Coordinator Joe Woods has stressed the defense must find a way to get off the field besides its league-high 14 takeaways. The Browns have allowed 47.1 percent (40 of 85) of third downs to be converted (24th in the NFL) and 91.7 percent of fourth downs (11 of 12), which ranks worst for any team facing more than three attempts.
The Browns have allowed 31.6 points a game (29th) and a 97.9 passer rating (21st).
A collaborative pass rush would help all those areas, and Woods called more blitzes against the Bengals, especially with nickelback Kevin Johnson, who had a half-sack.
“The other part about this scheme is everybody does get a turn to blitz, and we are finding out who can do that and who is better at it and then allowing them to have more chances,” linebackers coach Jason Tarver said.
Garrett welcomes the pressure of being the offense’s top target and has obviously found a way to continue to be successful. But the Browns are paying Vernon $11 million guaranteed on a restructured one-year deal and expect more off the other edge.
With Garrett mostly at left end but moving around to find the most favorable matchups, Vernon has primarily played on the right side this year. He dealt with abdominal and groin injuries early in the year but appears past them.
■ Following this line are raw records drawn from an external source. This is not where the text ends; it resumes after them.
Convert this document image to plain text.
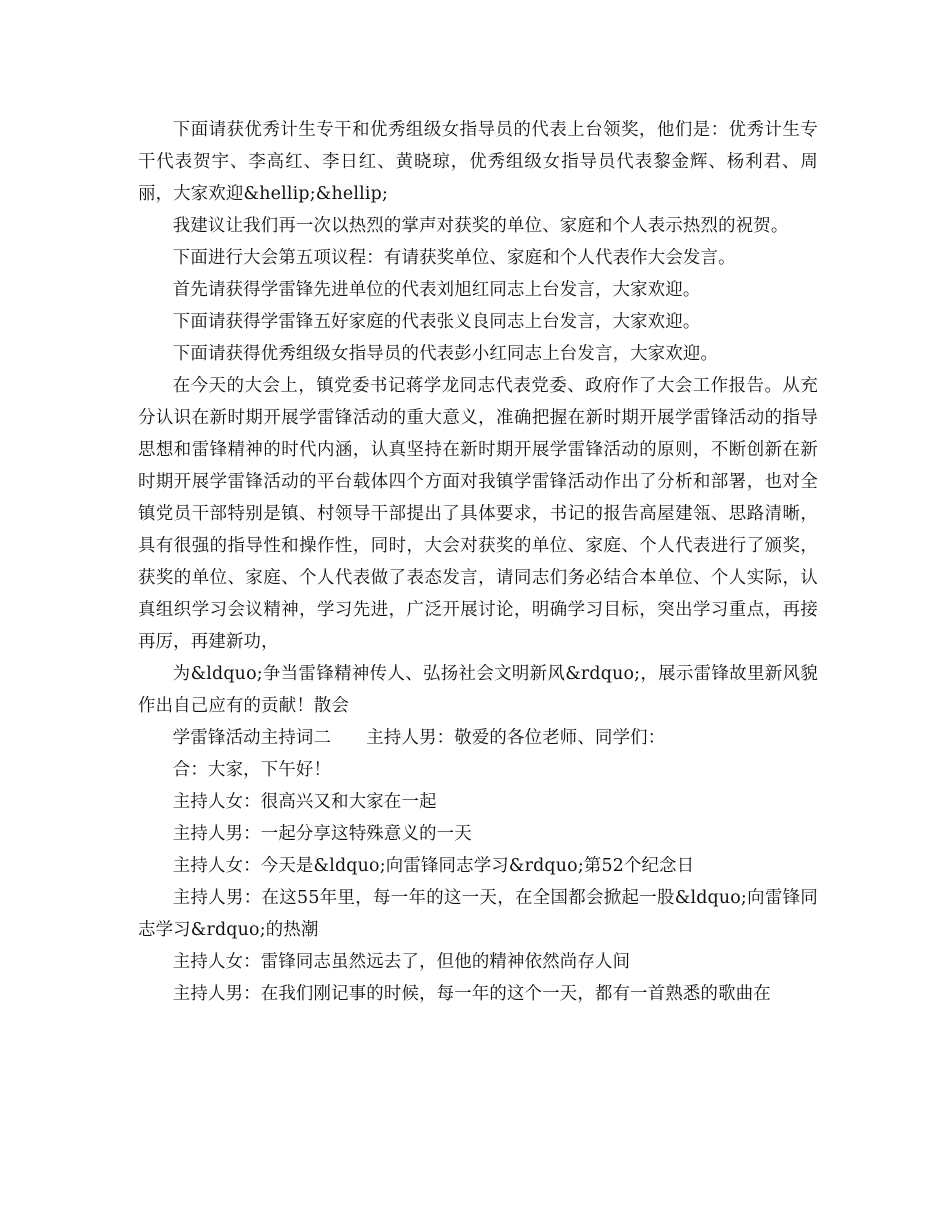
下面请获优秀计生专干和优秀组级女指导员的代表上台领奖，他们是：优秀计生专干代表贺宇、李高红、李日红、黄晓琼，优秀组级女指导员代表黎金辉、杨利君、周丽，大家欢迎&hellip;&hellip;

我建议让我们再一次以热烈的掌声对获奖的单位、家庭和个人表示热烈的祝贺。

下面进行大会第五项议程：有请获奖单位、家庭和个人代表作大会发言。

首先请获得学雷锋先进单位的代表刘旭红同志上台发言，大家欢迎。

下面请获得学雷锋五好家庭的代表张义良同志上台发言，大家欢迎。

下面请获得优秀组级女指导员的代表彭小红同志上台发言，大家欢迎。

在今天的大会上，镇党委书记蒋学龙同志代表党委、政府作了大会工作报告。从充分认识在新时期开展学雷锋活动的重大意义，准确把握在新时期开展学雷锋活动的指导思想和雷锋精神的时代内涵，认真坚持在新时期开展学雷锋活动的原则，不断创新在新时期开展学雷锋活动的平台载体四个方面对我镇学雷锋活动作出了分析和部署，也对全镇党员干部特别是镇、村领导干部提出了具体要求，书记的报告高屋建瓴、思路清晰，具有很强的指导性和操作性，同时，大会对获奖的单位、家庭、个人代表进行了颁奖，获奖的单位、家庭、个人代表做了表态发言，请同志们务必结合本单位、个人实际，认真组织学习会议精神，学习先进，广泛开展讨论，明确学习目标，突出学习重点，再接再厉，再建新功，

为&ldquo;争当雷锋精神传人、弘扬社会文明新风&rdquo;，展示雷锋故里新风貌作出自己应有的贡献！散会

学雷锋活动主持词二　　主持人男：敬爱的各位老师、同学们：

合：大家，下午好！

主持人女：很高兴又和大家在一起

主持人男：一起分享这特殊意义的一天

主持人女：今天是&ldquo;向雷锋同志学习&rdquo;第52个纪念日

主持人男：在这55年里，每一年的这一天，在全国都会掀起一股&ldquo;向雷锋同志学习&rdquo;的热潮

主持人女：雷锋同志虽然远去了，但他的精神依然尚存人间

主持人男：在我们刚记事的时候，每一年的这个一天，都有一首熟悉的歌曲在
“I feel like he is definitely healthy,” Woods said. “I think he is just trying to find his niche and just get comfortable with some of the things we are doing with the defensive line. He is very close. He has had a couple plays where he has hit the quarterback right as he is throwing the ball. I think it is just a matter of time before you will start to see the production from him.”
That would be a giant benefit for the Browns, who could also bolster the pass rush with a trade by the deadline Tuesday. In the meantime, Garrett keeps drawing rave reviews.
“I’ve always expected it from him,” said Ogunjobi, who was drafted in the third round in 2017 after Garrett was picked No. 1. “He’s just playing for a lot right now, and you can definitely tell in his play that he wants to make a statement. He’s real comfortable in the position he’s in.
“The proof’s in the pudding. I expected nothing less. He works hard. He’s a special kind of talent, and it’s good to see everything working out for him.”
Garrett appreciated his first player of the month award but wants to maintain his edge.
“The recognition is nice but can’t let it get to me or allow me to get passive or apathetic about what is going on,” he said. “I have to stay passionate about the performance that the entire defense is putting out there and not just me and not settle with what I have going on right now.”
Garrett signed a five-year, $125 million extension before the season, but Raiders coach Jon Gruden said Wednesday on a conference call he wishes he had him.
“I have been to Las Vegas a couple of times. It is not my scene. Can be fun for a day or two,” Garrett said. “It is a lot of respect paid in that comment, and I appreciate it. He is a helluva coach, and he is a winner. That goes a long way, but still going to do my best out there to make his day as long as possible.”